Rumores vindos de fontes próximas às fabricantes parceiras da NVIDIA apontam que a empresa deve diminuir em até 40% a produção inicial das placas GeForce RTX 5060 Ti e RTX 5070 Ti, modelos que devem chegar ao mercado em 2025 já equipados com memórias GDDR7. Caso o corte se confirme, poderemos ver preços mais salgados e estoques limitados logo nos primeiros meses de venda.
Por que a NVIDIA estaria pisando no freio?
A resposta está no caixa da companhia. Desde 2023, a divisão de data centers e aceleradores de inteligência artificial fatura cifras dez vezes maiores que o braço gamer. Com a demanda por IA crescendo em ritmo vertiginoso, a NVIDIA prioriza as GPUs H100 e B100 — deixando as placas de vídeo para consumidores em segundo plano.
O gargalo da GDDR7
Outro ponto crítico é o custo e a disponibilidade da memória GDDR7. A nova geração promete largura de banda superior, mas ainda tem produção limitada e preço elevado. Se a NVIDIA precisar disputar cada wafer com outros segmentos, reduzir a tiragem das GPUs mainstream se torna um movimento quase inevitável.
Impacto direto para quem pretende atualizar o PC
Menos oferta costuma se traduzir em maior pressão sobre o varejo. Se um corte de até 40% realmente chegar às prateleiras, compradores podem enfrentar:
- Preços de lançamento acima do esperado — especialmente na janela inicial.
- Estoques que evaporam rápido em promoções ou eventos como Amazon Prime Day.
- Dependência de revendas internacionais, com impostos extras.
Vale a pena esperar ou mirar em outras placas?

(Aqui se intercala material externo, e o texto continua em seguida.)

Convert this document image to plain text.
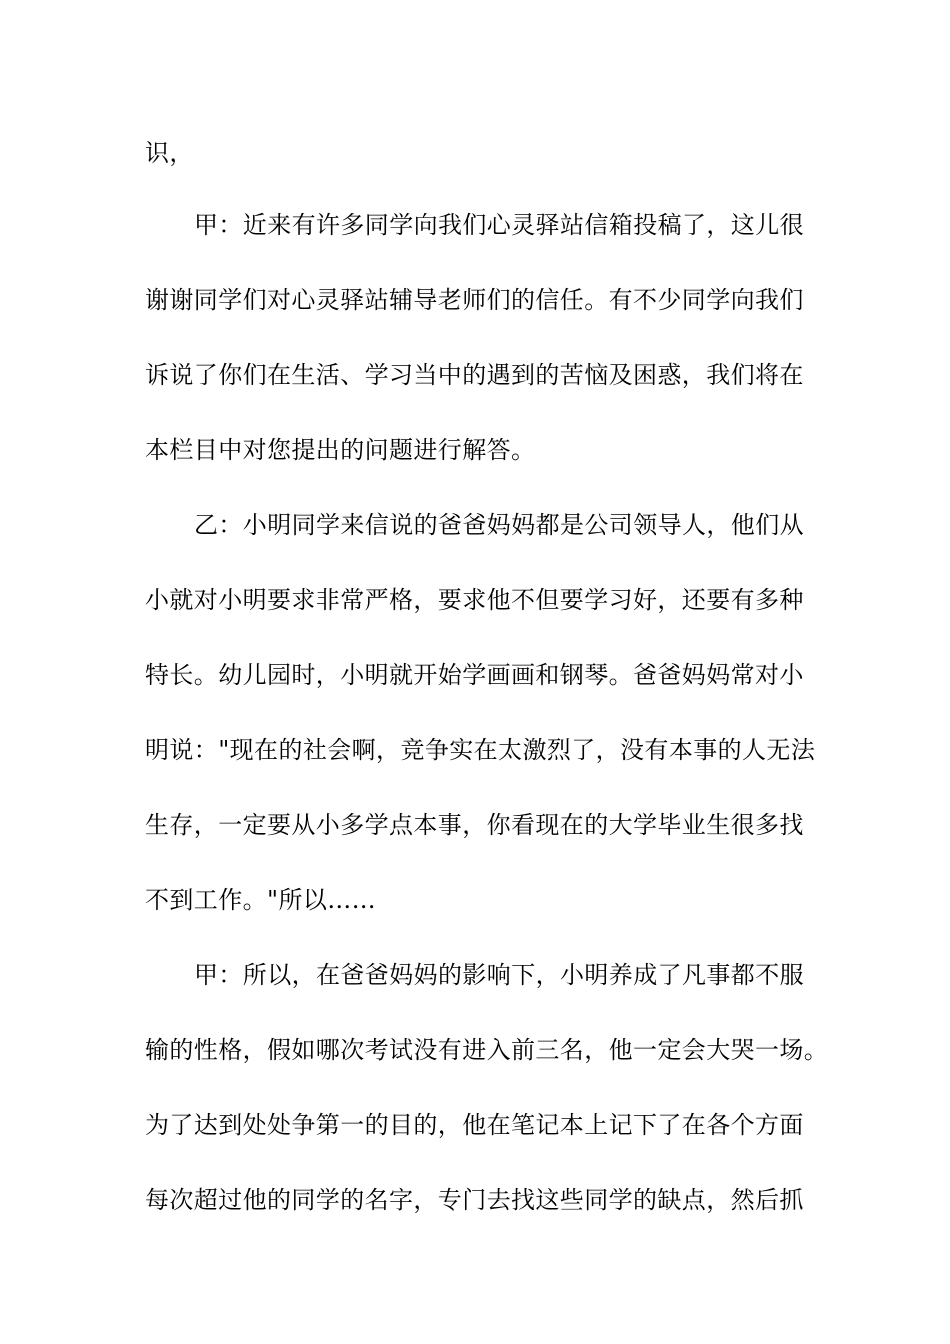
识，

甲：近来有许多同学向我们心灵驿站信箱投稿了，这儿很

谢谢同学们对心灵驿站辅导老师们的信任。有不少同学向我们

诉说了你们在生活、学习当中的遇到的苦恼及困惑，我们将在

本栏目中对您提出的问题进行解答。

乙：小明同学来信说的爸爸妈妈都是公司领导人，他们从

小就对小明要求非常严格，要求他不但要学习好，还要有多种

特长。幼儿园时，小明就开始学画画和钢琴。爸爸妈妈常对小

明说："现在的社会啊，竞争实在太激烈了，没有本事的人无法

生存，一定要从小多学点本事，你看现在的大学毕业生很多找

不到工作。"所以……

甲：所以，在爸爸妈妈的影响下，小明养成了凡事都不服

输的性格，假如哪次考试没有进入前三名，他一定会大哭一场。

为了达到处处争第一的目的，他在笔记本上记下了在各个方面

每次超过他的同学的名字，专门去找这些同学的缺点，然后抓
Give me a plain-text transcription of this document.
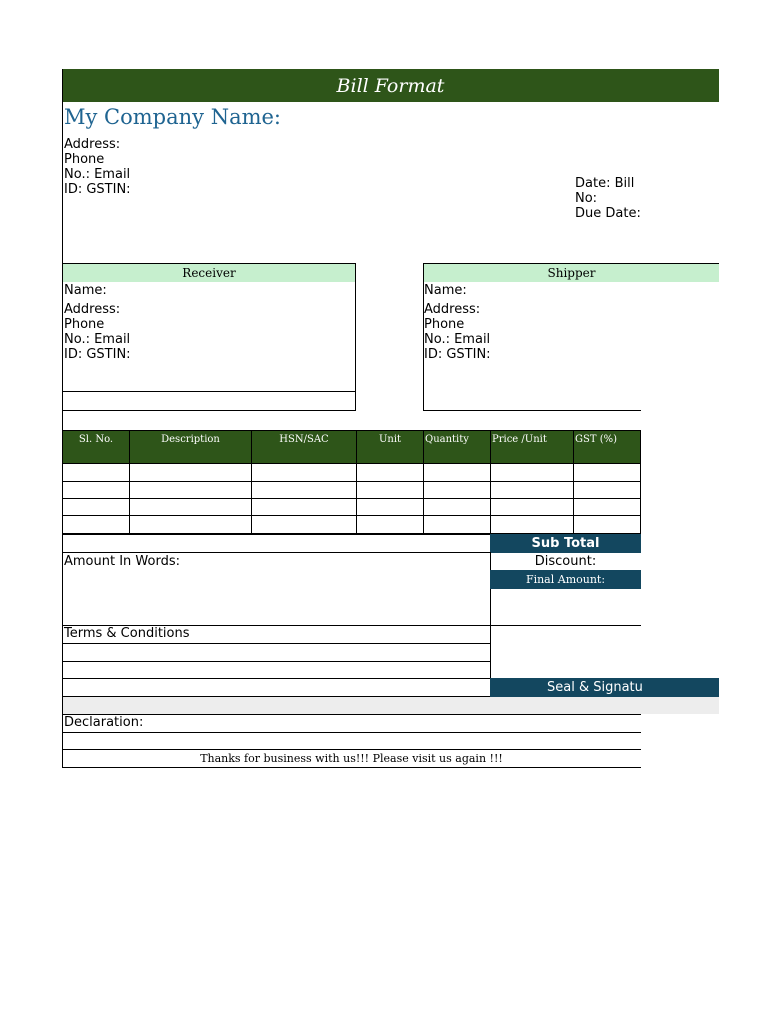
Bill Format
My Company Name:
Address:
Phone
No.: Email
ID: GSTIN:	Date: Bill
No:
Due Date:
Receiver
Name:
Address:
Phone
No.: Email
ID: GSTIN:
Shipper
Name:
Address:
Phone
No.: Email
ID: GSTIN:
Sl. No.	Description	HSN/SAC	Unit	Quantity	Price /Unit	GST (%)
Sub Total
Amount In Words:	Discount:
Final Amount:
Terms & Conditions
Seal & Signatu
Declaration:
Thanks for business with us!!! Please visit us again !!!
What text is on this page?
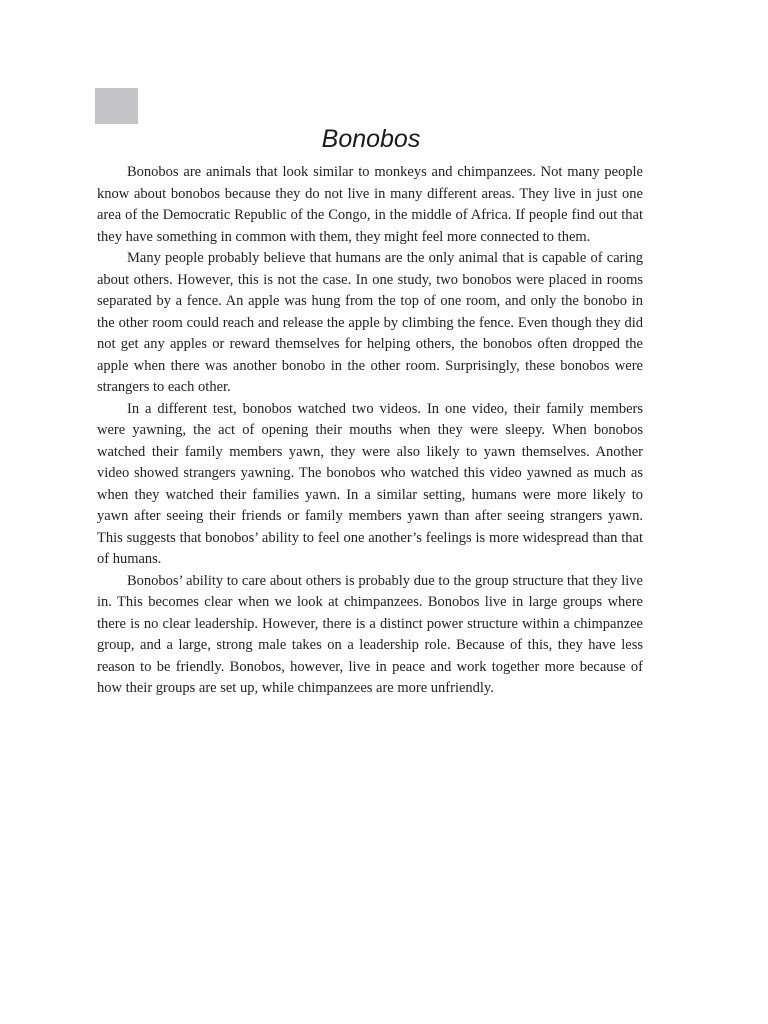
Bonobos

Bonobos are animals that look similar to monkeys and chimpanzees. Not many people know about bonobos because they do not live in many different areas. They live in just one area of the Democratic Republic of the Congo, in the middle of Africa. If people find out that they have something in common with them, they might feel more connected to them.

Many people probably believe that humans are the only animal that is capable of caring about others. However, this is not the case. In one study, two bonobos were placed in rooms separated by a fence. An apple was hung from the top of one room, and only the bonobo in the other room could reach and release the apple by climbing the fence. Even though they did not get any apples or reward themselves for helping others, the bonobos often dropped the apple when there was another bonobo in the other room. Surprisingly, these bonobos were strangers to each other.

In a different test, bonobos watched two videos. In one video, their family members were yawning, the act of opening their mouths when they were sleepy. When bonobos watched their family members yawn, they were also likely to yawn themselves. Another video showed strangers yawning. The bonobos who watched this video yawned as much as when they watched their families yawn. In a similar setting, humans were more likely to yawn after seeing their friends or family members yawn than after seeing strangers yawn. This suggests that bonobos’ ability to feel one another’s feelings is more widespread than that of humans.

Bonobos’ ability to care about others is probably due to the group structure that they live in. This becomes clear when we look at chimpanzees. Bonobos live in large groups where there is no clear leadership. However, there is a distinct power structure within a chimpanzee group, and a large, strong male takes on a leadership role. Because of this, they have less reason to be friendly. Bonobos, however, live in peace and work together more because of how their groups are set up, while chimpanzees are more unfriendly.
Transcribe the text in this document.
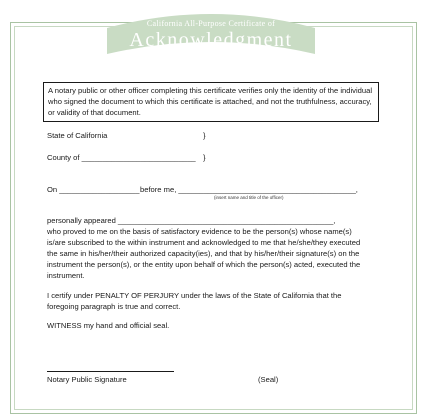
California All-Purpose Certificate of
Acknowledgment
A notary public or other officer completing this certificate verifies only the identity of the individual who signed the document to which this certificate is attached, and not the truthfulness, accuracy, or validity of that document.
State of California	}
County of ___________________________ }
On ___________________ before me, __________________________________________,
(insert name and title of the officer)
personally appeared ___________________________________________________,
who proved to me on the basis of satisfactory evidence to be the person(s) whose name(s) is/are subscribed to the within instrument and acknowledged to me that he/she/they executed the same in his/her/their authorized capacity(ies), and that by his/her/their signature(s) on the instrument the person(s), or the entity upon behalf of which the person(s) acted, executed the instrument.
I certify under PENALTY OF PERJURY under the laws of the State of California that the foregoing paragraph is true and correct.
WITNESS my hand and official seal.
Notary Public Signature	(Seal)
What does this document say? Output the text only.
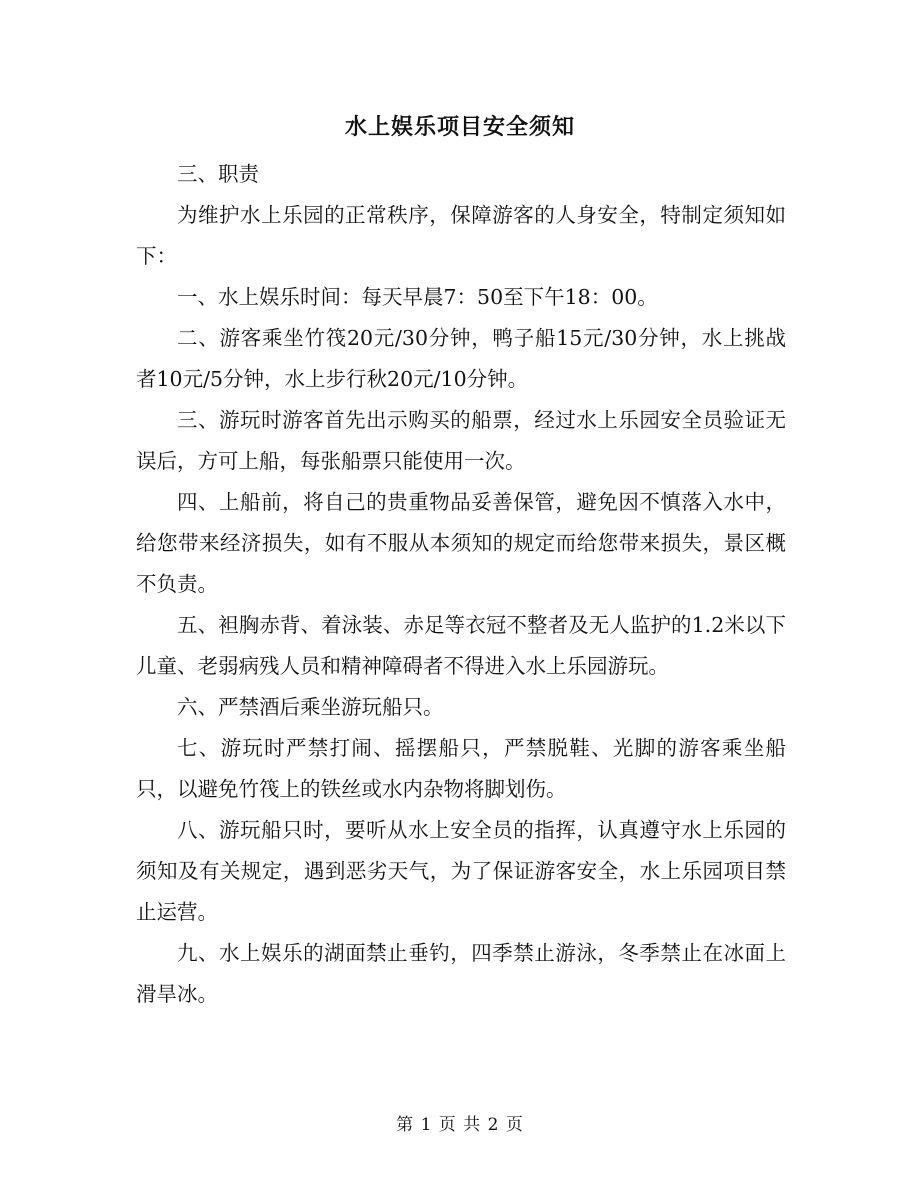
水上娱乐项目安全须知

三、职责

为维护水上乐园的正常秩序，保障游客的人身安全，特制定须知如下：

一、水上娱乐时间：每天早晨7：50至下午18：00。

二、游客乘坐竹筏20元/30分钟，鸭子船15元/30分钟，水上挑战者10元/5分钟，水上步行秋20元/10分钟。

三、游玩时游客首先出示购买的船票，经过水上乐园安全员验证无误后，方可上船，每张船票只能使用一次。

四、上船前，将自己的贵重物品妥善保管，避免因不慎落入水中，给您带来经济损失，如有不服从本须知的规定而给您带来损失，景区概不负责。

五、袒胸赤背、着泳装、赤足等衣冠不整者及无人监护的1.2米以下儿童、老弱病残人员和精神障碍者不得进入水上乐园游玩。

六、严禁酒后乘坐游玩船只。

七、游玩时严禁打闹、摇摆船只，严禁脱鞋、光脚的游客乘坐船只，以避免竹筏上的铁丝或水内杂物将脚划伤。

八、游玩船只时，要听从水上安全员的指挥，认真遵守水上乐园的须知及有关规定，遇到恶劣天气，为了保证游客安全，水上乐园项目禁止运营。

九、水上娱乐的湖面禁止垂钓，四季禁止游泳，冬季禁止在冰面上滑旱冰。

第 1 页 共 2 页
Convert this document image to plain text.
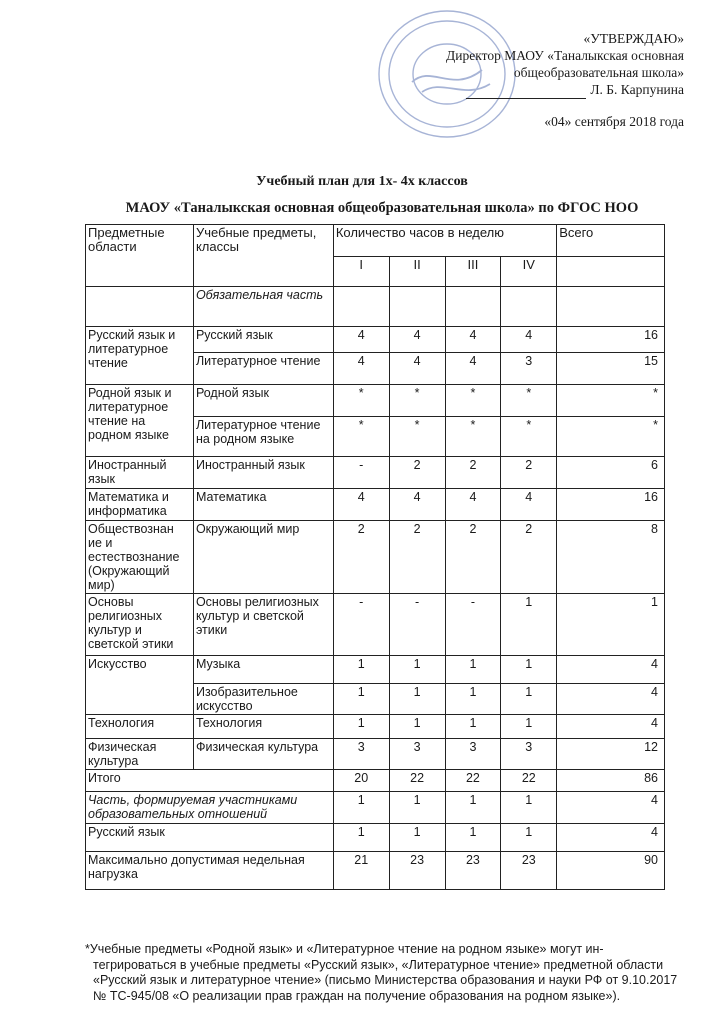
«УТВЕРЖДАЮ»
Директор МАОУ «Таналыкская основная
общеобразовательная школа»
Л. Б. Карпунина
«04» сентября 2018 года
Учебный план для 1х- 4х классов
МАОУ «Таналыкская основная общеобразовательная школа» по ФГОС НОО
Предметные области	Учебные предметы, классы	Количество часов в неделю				Всего
		I	II	III	IV	
	Обязательная часть					
Русский язык и литературное чтение	Русский язык	4	4	4	4	16
	Литературное чтение	4	4	4	3	15
Родной язык и литературное чтение на родном языке	Родной язык	*	*	*	*	*
	Литературное чтение на родном языке	*	*	*	*	*
Иностранный язык	Иностранный язык	-	2	2	2	6
Математика и информатика	Математика	4	4	4	4	16
Обществознан ие и естествознание (Окружающий мир)	Окружающий мир	2	2	2	2	8
Основы религиозных культур и светской этики	Основы религиозных культур и светской этики	-	-	-	1	1
Искусство	Музыка	1	1	1	1	4
	Изобразительное искусство	1	1	1	1	4
Технология	Технология	1	1	1	1	4
Физическая культура	Физическая культура	3	3	3	3	12
Итого		20	22	22	22	86
Часть, формируемая участниками образовательных отношений		1	1	1	1	4
Русский язык		1	1	1	1	4
Максимально допустимая недельная нагрузка		21	23	23	23	90
*Учебные предметы «Родной язык» и «Литературное чтение на родном языке» могут ин-
тегрироваться в учебные предметы «Русский язык», «Литературное чтение» предметной области
«Русский язык и литературное чтение» (письмо Министерства образования и науки РФ от 9.10.2017
№ ТС-945/08 «О реализации прав граждан на получение образования на родном языке»).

Comparadas às atuais RTX 4060 Ti/4070 Ti, as futuras RTX 5060 Ti e 5070 Ti devem trazer:
- Novo processo de fabricação (TSMC N4P) com eficiência energética até 15% melhor.
- Núcleos RT de 4ª geração e Tensor de 5ª geração, otimizando desempenho em ray tracing e DLSS 4 (ainda não confirmado).
- Clock de memória superior graças à GDDR7 de 32 Gbps.
Se você busca ray tracing em 1440p ou planeja mergulhar em jogos com path tracing, esperar pode valer a pena. Por outro lado, as RTX 4070 Super e Radeon RX 7700 XT já entregam alto desempenho e podem ficar mais competitivas em preço conforme os estoques de 50-series demorem a chegar.
Imagem: William R
Como o cenário pode evoluir
Mesmo com a possível redução, parceiros AIB (ASUS, Gigabyte, MSI, etc.) tentam negociar lotes maiores para manter presença no varejo. A decisão final deve considerar:
- A velocidade com que a Samsung e Micron conseguirão ampliar a produção de GDDR7.
- O avanço da competição: a AMD deve lançar GPUs RDNA 4 no mesmo período.
- A resposta do mercado a gerações anteriores reposicionadas — promoções agressivas na série 40 podem segurar compradores.
Fique de olho nos próximos meses
A NVIDIA costuma oficializar novas GPUs na Computex ou em eventos próprios no segundo semestre. Até lá, acompanhar variações de preço das séries atuais e monitorar anúncios de memória GDDR7 pode ajudar a planejar melhor a próxima compra de placa de vídeo.